VII. Analyst’s Conclusion: Key Questions for the Case
Given that literal infringement appears to be a secondary issue, the case will likely center on the following questions:
A core issue will be one of patent enforceability and term: Can the Defendant succeed in its challenge to the validity of the Patent Term Extension for the RE’733 patent, which is currently on appeal from a separate litigation? The resolution of this issue will determine whether the patent is enforceable until its extended expiration date of January 27, 2026.

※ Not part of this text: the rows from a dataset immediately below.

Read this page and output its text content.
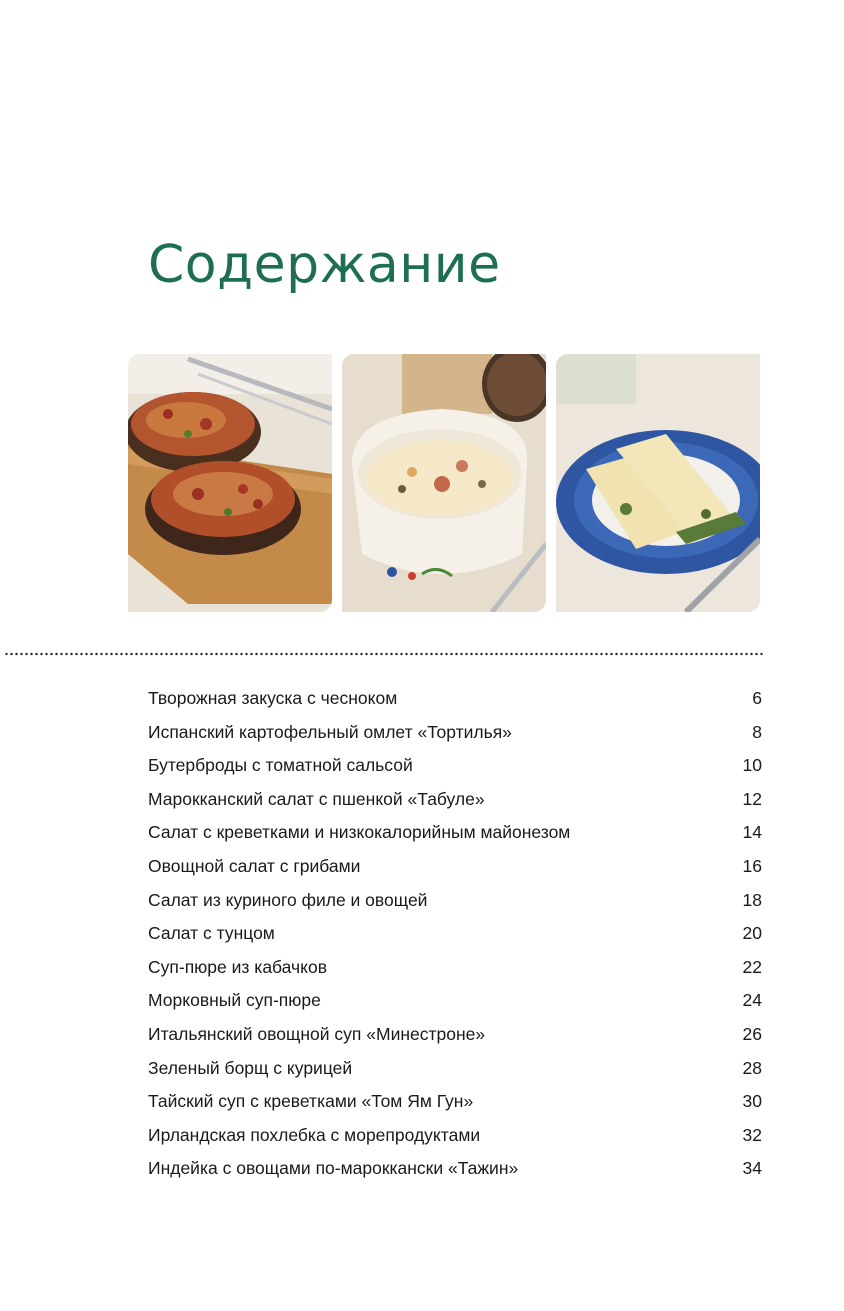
Содержание
Творожная закуска с чесноком	6
Испанский картофельный омлет «Тортилья»	8
Бутерброды с томатной сальсой	10
Марокканский салат с пшенкой «Табуле»	12
Салат с креветками и низкокалорийным майонезом	14
Овощной салат с грибами	16
Салат из куриного филе и овощей	18
Салат с тунцом	20
Суп-пюре из кабачков	22
Морковный суп-пюре	24
Итальянский овощной суп «Минестроне»	26
Зеленый борщ с курицей	28
Тайский суп с креветками «Том Ям Гун»	30
Ирландская похлебка с морепродуктами	32
Индейка с овощами по-мароккански «Тажин»	34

A second key question will be one of patent validity: As this case arises from a Paragraph IV certification, Defendant has necessarily asserted that the RE’733 patent is invalid and/or unenforceable. The case will therefore turn on the patent’s ability to withstand challenges under 35 U.S.C. §§ 102, 103, and/or 112, the specific grounds for which will emerge in subsequent pleadings.